Telegraph's Map Shows Political Battlegrounds in Upcoming UK General Election

The Telegraph has developed a unique thematic map that displays the political landscape for the upcoming general election in the UK. Each constituency is displayed as a single hexagon and color-coded according to the predominant party results from the 2005 election. It is an unusual way of thematically mapping political tendencies since it totally removes any inherent political and geographic boundaries that might otherwise confine an interpretation of the spatial underpinnings. Selecting any single hexagon will review the voting results as well as some selective stats on crime, health and education.

Tuesday, March 2, 2010

USA Today/USGS Maps of Chilean Earthquake Aftershocks Use Thematics Improperly

The map of aftershocks from the Chilean earthquake last week reveals the incredible number of strong quakes that continue to jolt the region. Unfortunately, maps produced by the USGS and picked up by USA Today are inappropriately thematicized. The map shows the location of aftershocks marked by large circular symbols that are color-coded according to their most recent occurrence. Those that have been felt within the last hour are red; within the last day are orange; and those within the last week are yellow. It is a totally confusing way to map mainly because the idea should be to recognize both the location and severity. As they are portrayed, the symbols are all the same size and completely obscure most of the information.

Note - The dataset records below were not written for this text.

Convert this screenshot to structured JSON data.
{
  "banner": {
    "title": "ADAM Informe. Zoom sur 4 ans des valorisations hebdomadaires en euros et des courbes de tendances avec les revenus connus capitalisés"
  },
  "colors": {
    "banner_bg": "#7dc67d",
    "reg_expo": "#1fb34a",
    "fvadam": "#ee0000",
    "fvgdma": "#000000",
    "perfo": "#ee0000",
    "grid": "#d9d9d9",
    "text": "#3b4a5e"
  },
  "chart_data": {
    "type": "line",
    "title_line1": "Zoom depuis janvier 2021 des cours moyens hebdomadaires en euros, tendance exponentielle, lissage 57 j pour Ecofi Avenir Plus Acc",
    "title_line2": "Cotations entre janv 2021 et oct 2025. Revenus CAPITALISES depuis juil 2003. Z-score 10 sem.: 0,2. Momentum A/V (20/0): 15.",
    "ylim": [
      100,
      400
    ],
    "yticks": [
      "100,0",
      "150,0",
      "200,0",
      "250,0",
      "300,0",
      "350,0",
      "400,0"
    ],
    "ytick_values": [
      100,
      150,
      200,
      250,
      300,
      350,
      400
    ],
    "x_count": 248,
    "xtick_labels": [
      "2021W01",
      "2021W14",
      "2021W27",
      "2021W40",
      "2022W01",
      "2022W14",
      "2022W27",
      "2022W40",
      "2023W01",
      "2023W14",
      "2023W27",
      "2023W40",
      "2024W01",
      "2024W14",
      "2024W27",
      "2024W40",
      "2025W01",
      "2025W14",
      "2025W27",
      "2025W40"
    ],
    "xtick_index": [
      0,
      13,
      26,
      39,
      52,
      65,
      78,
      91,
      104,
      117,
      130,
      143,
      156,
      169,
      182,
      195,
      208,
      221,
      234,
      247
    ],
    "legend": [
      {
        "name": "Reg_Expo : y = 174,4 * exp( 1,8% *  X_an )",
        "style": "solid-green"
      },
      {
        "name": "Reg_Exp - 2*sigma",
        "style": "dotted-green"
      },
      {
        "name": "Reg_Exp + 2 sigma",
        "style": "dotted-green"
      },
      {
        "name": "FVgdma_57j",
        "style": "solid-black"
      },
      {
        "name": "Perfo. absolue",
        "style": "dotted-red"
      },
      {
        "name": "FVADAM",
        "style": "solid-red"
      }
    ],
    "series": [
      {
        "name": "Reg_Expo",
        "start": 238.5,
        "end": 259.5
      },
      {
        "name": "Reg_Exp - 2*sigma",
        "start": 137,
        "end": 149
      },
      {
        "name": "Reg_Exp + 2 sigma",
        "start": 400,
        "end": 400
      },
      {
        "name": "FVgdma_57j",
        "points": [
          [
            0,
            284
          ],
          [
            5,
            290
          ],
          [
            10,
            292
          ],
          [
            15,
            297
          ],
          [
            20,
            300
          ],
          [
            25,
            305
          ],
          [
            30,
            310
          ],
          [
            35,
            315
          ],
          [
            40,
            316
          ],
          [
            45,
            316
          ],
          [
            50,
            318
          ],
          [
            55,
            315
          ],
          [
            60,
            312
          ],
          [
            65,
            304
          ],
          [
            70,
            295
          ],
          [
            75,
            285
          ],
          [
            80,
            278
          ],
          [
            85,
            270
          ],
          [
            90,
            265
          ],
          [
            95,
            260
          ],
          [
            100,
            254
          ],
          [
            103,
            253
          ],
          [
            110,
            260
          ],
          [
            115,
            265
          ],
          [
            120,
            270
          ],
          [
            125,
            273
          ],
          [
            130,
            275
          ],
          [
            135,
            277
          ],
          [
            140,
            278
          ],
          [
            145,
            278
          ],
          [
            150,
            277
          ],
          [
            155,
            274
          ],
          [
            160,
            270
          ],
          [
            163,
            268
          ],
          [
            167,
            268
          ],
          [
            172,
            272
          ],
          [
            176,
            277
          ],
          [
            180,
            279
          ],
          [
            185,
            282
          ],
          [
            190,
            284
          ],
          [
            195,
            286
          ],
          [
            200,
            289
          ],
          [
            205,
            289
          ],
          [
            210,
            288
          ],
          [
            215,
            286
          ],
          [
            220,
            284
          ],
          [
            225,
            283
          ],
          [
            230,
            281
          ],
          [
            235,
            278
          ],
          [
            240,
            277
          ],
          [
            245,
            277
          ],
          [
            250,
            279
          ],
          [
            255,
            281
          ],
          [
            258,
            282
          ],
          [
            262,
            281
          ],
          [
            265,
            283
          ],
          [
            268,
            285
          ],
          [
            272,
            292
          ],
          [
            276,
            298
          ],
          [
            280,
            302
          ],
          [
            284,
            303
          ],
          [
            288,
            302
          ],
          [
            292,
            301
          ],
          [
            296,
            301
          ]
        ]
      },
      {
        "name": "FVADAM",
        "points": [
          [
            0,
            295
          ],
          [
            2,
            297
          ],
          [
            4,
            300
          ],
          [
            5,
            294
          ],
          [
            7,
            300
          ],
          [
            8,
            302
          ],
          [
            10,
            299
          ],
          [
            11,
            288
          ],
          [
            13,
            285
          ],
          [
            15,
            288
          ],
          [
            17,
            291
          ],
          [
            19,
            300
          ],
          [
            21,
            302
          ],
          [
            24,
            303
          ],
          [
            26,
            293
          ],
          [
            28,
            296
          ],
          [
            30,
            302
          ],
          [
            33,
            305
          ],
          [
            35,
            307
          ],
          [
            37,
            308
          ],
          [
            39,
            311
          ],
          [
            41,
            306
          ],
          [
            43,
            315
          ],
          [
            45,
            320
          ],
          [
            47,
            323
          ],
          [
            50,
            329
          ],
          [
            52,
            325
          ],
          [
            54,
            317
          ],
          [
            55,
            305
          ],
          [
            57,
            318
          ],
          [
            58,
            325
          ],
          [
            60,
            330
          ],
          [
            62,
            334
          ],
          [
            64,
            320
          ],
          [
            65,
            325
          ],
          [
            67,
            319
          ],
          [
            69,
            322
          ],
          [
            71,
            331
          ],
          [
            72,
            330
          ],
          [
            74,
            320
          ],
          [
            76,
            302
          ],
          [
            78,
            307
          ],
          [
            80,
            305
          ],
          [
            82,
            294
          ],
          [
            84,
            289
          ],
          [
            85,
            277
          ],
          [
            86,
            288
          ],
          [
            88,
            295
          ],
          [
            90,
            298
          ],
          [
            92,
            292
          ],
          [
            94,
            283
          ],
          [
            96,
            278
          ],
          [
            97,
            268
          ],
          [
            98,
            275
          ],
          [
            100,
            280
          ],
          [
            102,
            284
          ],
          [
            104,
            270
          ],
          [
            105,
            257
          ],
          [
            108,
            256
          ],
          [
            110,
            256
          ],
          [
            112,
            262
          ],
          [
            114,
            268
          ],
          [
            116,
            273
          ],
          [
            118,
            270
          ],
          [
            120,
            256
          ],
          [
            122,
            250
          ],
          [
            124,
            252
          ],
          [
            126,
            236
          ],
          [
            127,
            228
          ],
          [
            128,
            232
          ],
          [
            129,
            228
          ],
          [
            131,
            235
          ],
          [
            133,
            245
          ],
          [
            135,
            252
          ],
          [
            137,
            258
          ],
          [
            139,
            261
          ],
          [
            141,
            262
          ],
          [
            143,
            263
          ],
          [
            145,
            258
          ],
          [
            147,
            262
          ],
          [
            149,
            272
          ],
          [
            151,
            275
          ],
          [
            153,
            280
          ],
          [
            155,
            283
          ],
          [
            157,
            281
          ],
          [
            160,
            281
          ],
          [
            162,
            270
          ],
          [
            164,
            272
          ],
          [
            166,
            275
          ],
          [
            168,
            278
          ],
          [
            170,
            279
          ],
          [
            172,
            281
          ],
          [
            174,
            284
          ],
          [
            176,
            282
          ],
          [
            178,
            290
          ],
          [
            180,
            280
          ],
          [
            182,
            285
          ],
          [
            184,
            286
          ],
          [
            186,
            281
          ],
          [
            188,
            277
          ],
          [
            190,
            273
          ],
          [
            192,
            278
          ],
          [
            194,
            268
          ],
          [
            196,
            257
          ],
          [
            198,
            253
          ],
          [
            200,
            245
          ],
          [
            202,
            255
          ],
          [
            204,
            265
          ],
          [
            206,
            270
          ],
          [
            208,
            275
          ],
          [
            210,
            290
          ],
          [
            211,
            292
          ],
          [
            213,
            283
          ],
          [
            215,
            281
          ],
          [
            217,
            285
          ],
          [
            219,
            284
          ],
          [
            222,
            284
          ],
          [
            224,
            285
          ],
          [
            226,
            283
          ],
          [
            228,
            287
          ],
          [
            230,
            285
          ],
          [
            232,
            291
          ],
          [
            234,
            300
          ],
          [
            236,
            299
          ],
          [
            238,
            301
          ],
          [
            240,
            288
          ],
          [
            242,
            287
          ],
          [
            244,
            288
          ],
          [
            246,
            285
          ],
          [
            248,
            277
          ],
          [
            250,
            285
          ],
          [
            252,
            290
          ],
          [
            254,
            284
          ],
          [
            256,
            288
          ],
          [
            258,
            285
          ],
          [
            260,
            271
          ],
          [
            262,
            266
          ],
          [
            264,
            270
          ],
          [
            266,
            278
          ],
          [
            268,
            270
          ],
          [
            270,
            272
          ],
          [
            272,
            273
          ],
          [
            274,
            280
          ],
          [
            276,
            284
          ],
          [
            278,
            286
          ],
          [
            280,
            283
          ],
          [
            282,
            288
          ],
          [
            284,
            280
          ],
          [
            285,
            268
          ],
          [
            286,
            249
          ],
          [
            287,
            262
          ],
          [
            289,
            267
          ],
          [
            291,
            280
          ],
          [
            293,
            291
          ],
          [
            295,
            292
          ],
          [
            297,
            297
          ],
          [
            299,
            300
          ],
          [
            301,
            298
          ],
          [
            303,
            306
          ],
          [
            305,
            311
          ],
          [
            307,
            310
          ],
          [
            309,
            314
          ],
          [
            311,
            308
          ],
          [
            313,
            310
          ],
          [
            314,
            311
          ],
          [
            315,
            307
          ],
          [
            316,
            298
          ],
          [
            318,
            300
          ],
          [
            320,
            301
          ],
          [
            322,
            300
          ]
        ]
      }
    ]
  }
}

Here's my suggestion: Keep the color-coding but use a graduated symbol to represent the aftershock's magnitude. this would help cut down on what is now a very cluttered map. And it would have been a nice addition if it showed the major fault lines as well.

Monday, March 1, 2010

New York Times Map of Chilean Earthquake Area Highly Confusing

Where to start? The New York Times badly bungled the map showing the region devastated by the massive 8.8 magnitude earthquake that struck Chile late last week. The Times shows two maps, side-by-side, as an illustration of the region that felt the most impact of the temblor. The map on the left has region names declared disaster areas and their political boundary. The right hand map shows the region of severe shaking. The map on the right is NOT an inset map but that's the assumption I made. As I look at the map, the shake boundaries are delineated giving the reader the impression that this is an enlarged view of the left hand map. Looking closely, you can see that the shake area does not extend to the country's eastern border with Argentina. However, you would misinterpret the east boundary of the shake area as the border because of the delineation. In fact, a "shake" area should be graphically portrayed as a "heat map" with graduations of severity by color. The fact that a boundary is used misrepresents the geological impact of the quake. In addition, the Times added population data per square mile and for that they used a density (dot density?) map that could have been misinterpreted for map of shake severity. The smaller inset map in the right hand map just serves to further confuse the reader.

Usually, the New York Times has excellent cartographic quality to support their news stories. This time they tried to do too much at the same time and did not use the correct thematic map symbology to support their data.